Thank you so much, Eliza, for following this case and reporting about it so cogently. I hope this will be read and shared by as many people as possible. Hamm is courageous, articulate, and committed to the truth. As many have said, the process is the punishment, and Hamm’s ordeal is proof positive of this.

lisa gillis
lisa gillis
5 months ago
Reply to  Susan Scheid

Hi from Canada where I live : my own relative is expects me to call her fiend a ” she” he’s trans.i can’t hurt his feelings I guess Why can’t we keep our free speech? It’s good she’s in court this nurse .so absurd she wants women’s bathrooms changing areas off limits to males ,as in people with male genitals.Thats common sense.I dont want men in my change room either

Ian L
Ian L
5 months ago
Reply to  lisa gillis

I don’t play along and simply use the person’s name every single time I refer to them. If thats a girl’s name then fine, but I avoid pronouns altogether by choosing a different way to phrase a sentence.

If you’re talking to the person use their name or ‘you’.
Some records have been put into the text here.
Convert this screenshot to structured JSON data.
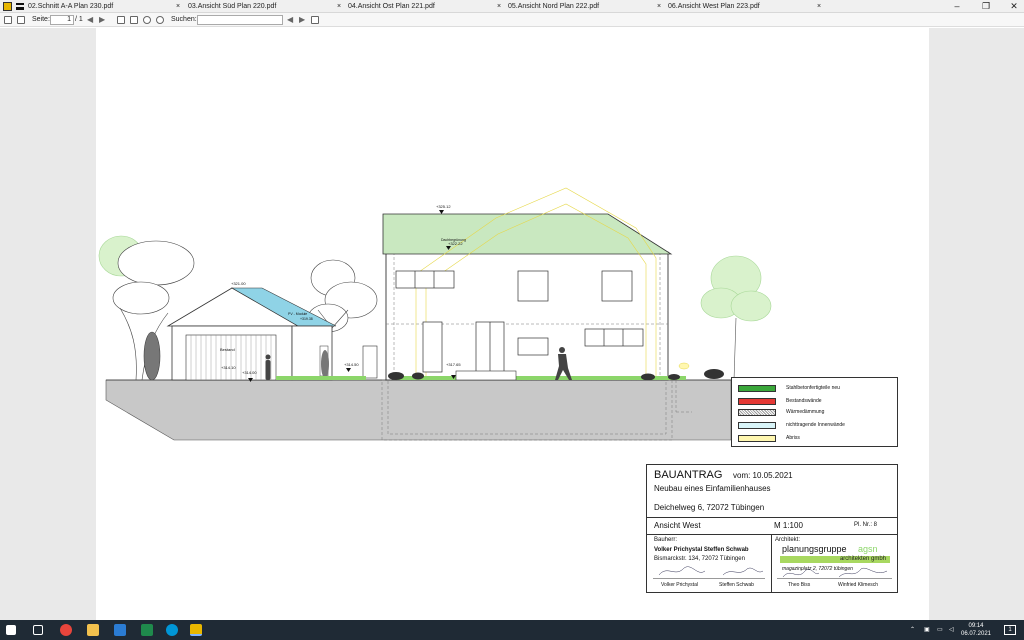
{
  "tabs": [
    {
      "label": "02.Schnitt A-A Plan 230.pdf",
      "close": "×"
    },
    {
      "label": "03.Ansicht Süd Plan 220.pdf",
      "close": "×"
    },
    {
      "label": "04.Ansicht Ost Plan 221.pdf",
      "close": "×"
    },
    {
      "label": "05.Ansicht Nord Plan 222.pdf",
      "close": "×"
    },
    {
      "label": "06.Ansicht West Plan 223.pdf",
      "close": "×"
    }
  ],
  "window_controls": {
    "minimize": "–",
    "maximize": "❐",
    "close": "✕"
  },
  "toolbar": {
    "page_label": "Seite:",
    "page_value": "1",
    "page_total": "/ 1",
    "search_label": "Suchen:",
    "search_value": ""
  },
  "drawing": {
    "elev_roof_top": "+325.12",
    "elev_ridge": "+322.22",
    "label_dachbegruenung": "Dachbegrünung",
    "elev_garage": "+321.00",
    "label_pv": "PV - Module",
    "label_pv_elev": "+319.38",
    "label_bestand": "Bestand",
    "elev_ground_1": "+314.10",
    "elev_ground_2": "+314.00",
    "elev_ground_3": "+314.50",
    "elev_floor": "+317.65"
  },
  "legend": [
    {
      "label": "Stahlbetonfertigteile neu",
      "color": "#3aa73a"
    },
    {
      "label": "Bestandswände",
      "color": "#e53935"
    },
    {
      "label": "Wärmedämmung",
      "color": "#ffffff"
    },
    {
      "label": "nichttragende Innenwände",
      "color": "#d8f4f8"
    },
    {
      "label": "Abriss",
      "color": "#fff7b0"
    }
  ],
  "titleblock": {
    "heading": "BAUANTRAG",
    "date": "vom: 10.05.2021",
    "project": "Neubau eines Einfamilienhauses",
    "address": "Deichelweg 6, 72072 Tübingen",
    "view": "Ansicht West",
    "scale": "M  1:100",
    "plan_no": "Pl. Nr.: 8",
    "bauherr_label": "Bauherr:",
    "bauherr_names": "Volker Prichystal Steffen Schwab",
    "bauherr_address": "Bismarckstr. 134, 72072 Tübingen",
    "sig_1": "Volker Prichystal",
    "sig_2": "Steffen Schwab",
    "architekt_label": "Architekt:",
    "firm_1": "planungsgruppe",
    "firm_1b": "agsn",
    "firm_2": "architekten gmbh",
    "firm_address": "magazinplatz 2,      72072 tübingen",
    "arch_sig_1": "Theo Biss",
    "arch_sig_2": "Winfried Klimesch"
  },
  "taskbar": {
    "time": "09:14",
    "date": "06.07.2021",
    "notification_count": "1"
  },
  "colors": {
    "green_roof": "#c9e8c0",
    "pv_panels": "#8fd3e6",
    "tree_green": "#d9f2cc",
    "grass": "#8cd66a",
    "ground": "#c8c8c8",
    "taskbar": "#1f2a35"
  }
}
You only use pronouns when talking about someone, so don’t talk about them very much, or deploy the name, even if it’s repetitive.

Melissa Martin
Melissa Martin
5 months ago

Everyone should follow these witch-trials online. An ordeal for the brave accused but invariably fascinating for those of us watching. In Court, no one can hear you scream TWAW.

Brava, Amy. And thank you.

Martin Smith
Martin Smith
5 months ago

Can we stop calling ourselves ‘gender critical’ as if it’s just one possible view among others rather than just reality?

Ralph B
Ralph B
5 months ago

Perhaps she just needs to contextualize her statements for everyone since that seems to be the word du jour.

Graham Bennett
Graham Bennett
5 months ago
Reply to  Ralph B

Yes, but of course only Left are given the privilege of context.

Waffles
Waffles
5 months ago

What happened to the doctors and nurses who publicly expressed support for Hamas? I’m not aware of any inquiries, or long drawn out investigations. It’s all gone quiet for them.

So it seems that supporting terrorists whose public aims are the extermination of the Jews, followed by the conquest of the entire world so that a Global Caliphate can be imposed by force – that’s A OK. But saying that women don’t have a p***s? Outrageous! Cast out the Unbeliever!

Alan Hawkes
Alan Hawkes
5 months ago

When CBC starts its ‘right on’ view, why not turn off the television for five minutes: the equivalent of turning one’s back. Wouldn’t that show up in some statistics and give pause for thought?

UnHerd Reader
UnHerd Reader
5 months ago
Reply to  Alan Hawkes

They only get viewing figures from a tiny proportion of the population who have been recruited onto the viewing panel and agreed to have their viewing monitored. In UK its around 8000 households in a population of c66 million.